I see it the same way as you, Jan. Conlanging, to most of us,
is not so much like writing a diary, it is rather like writing
poetry or making music for oneself, i. e. making stuff that
*could* be presented to an audience, but is made mainly for
one's own pleasure - if others read and appreciate it, only
the better, but it is primarily made for the author's own
Then, of course, there are those who conlang with an explicit
intention to publish it - be it that the conlang is to go into
a commercial media product, to be proposed as an international
auxiliary language, or whatever.
> Writing a diary is in my opinion a slightly different story. I'm not
> much of a diary-writer myself, but I would say writing a diary is a
> far more private kind of activity. Of course, I'm not speaking about
> blogs and the like. I believe most people who write a diary rather
> wouldn't want their children to read them after their death.

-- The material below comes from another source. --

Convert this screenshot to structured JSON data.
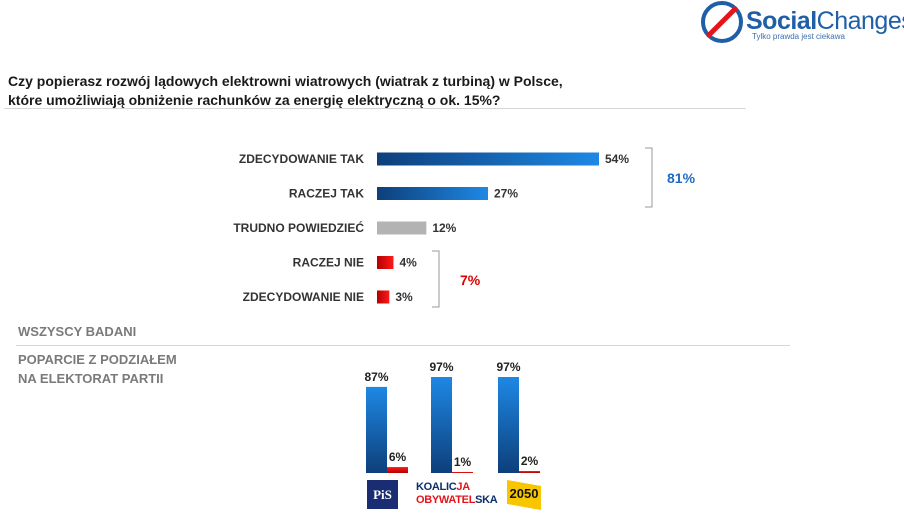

Yes. A diary (as opposed to a weblog, which is personal but public)
is a very private affair which is explicitly *NOT* meant to be
presented to anyone else, while most of us would feel no objection
to publishing their conlangs on a web site (any many of us do).
> I used to write music for a couple of years, quite intensively. Most
> of my work was performed, but I can't say there was a real
> breakthrough. Once I got a full-time job and a family, I couldn't
> uphold it any longer, and changed my path to conlanging. Although
> conlanging is something I had done before, I can say it really took
> the place of my composing.
I sometimes write music myself, which I intend to perform some day.
Like my conlangs, my music is intended to be shared with an audience,
though my main reason for making both is personal - my music and my
conlangs are meant to express my thoughts and feelings, and made for
my own pleasure.
> Those of us who have websites for their conlangs must surely be aware
> of the fact that there may actually be people reading them. I'm not
> sure how this affects conlanging itself, though. Sometimes I have
> made modifications in my work as a result of feedback by readers. But
> conlanging is still something I do for my own fun (or call it a
> calling, if you like). Pleasing the audience is certainly not my
> primary reason.
It is the same to me. I am not at all like a pop music composer
who writes songs with dollar signs in his eyes. The culture of
the Elves of Inis Albion is a very personal work; it is made the
way it is because it is meant to reflect my personal worldview
and nothing else. I *will* publish it on a web site which is now
under construction, but it does not really matter that much how
many people will visit that web site. While I appreciate feedback,
and may pick up a suggestion from a reader, I do it entirely for
my own enjoyment.
> I have the impression that nowadays there are a lot of conlangers who
> actually started conlanging AFTER they saw conlangs online. They
> start conlanging because there are others doing it as well. In other
> ways, a bit of the opposite from Tolkien's Secret Vice story. I can't
> speak for them, but it may very well be that they are very much
> guided by the opinions of other conlangers.
Yes. Old Albic would not be the way it is now without the online
conlanging community. Many of its features are inspired by what
I saw in other people's conlangs. Well, nobody exists in isolation;
we are all influenced by what we see around us.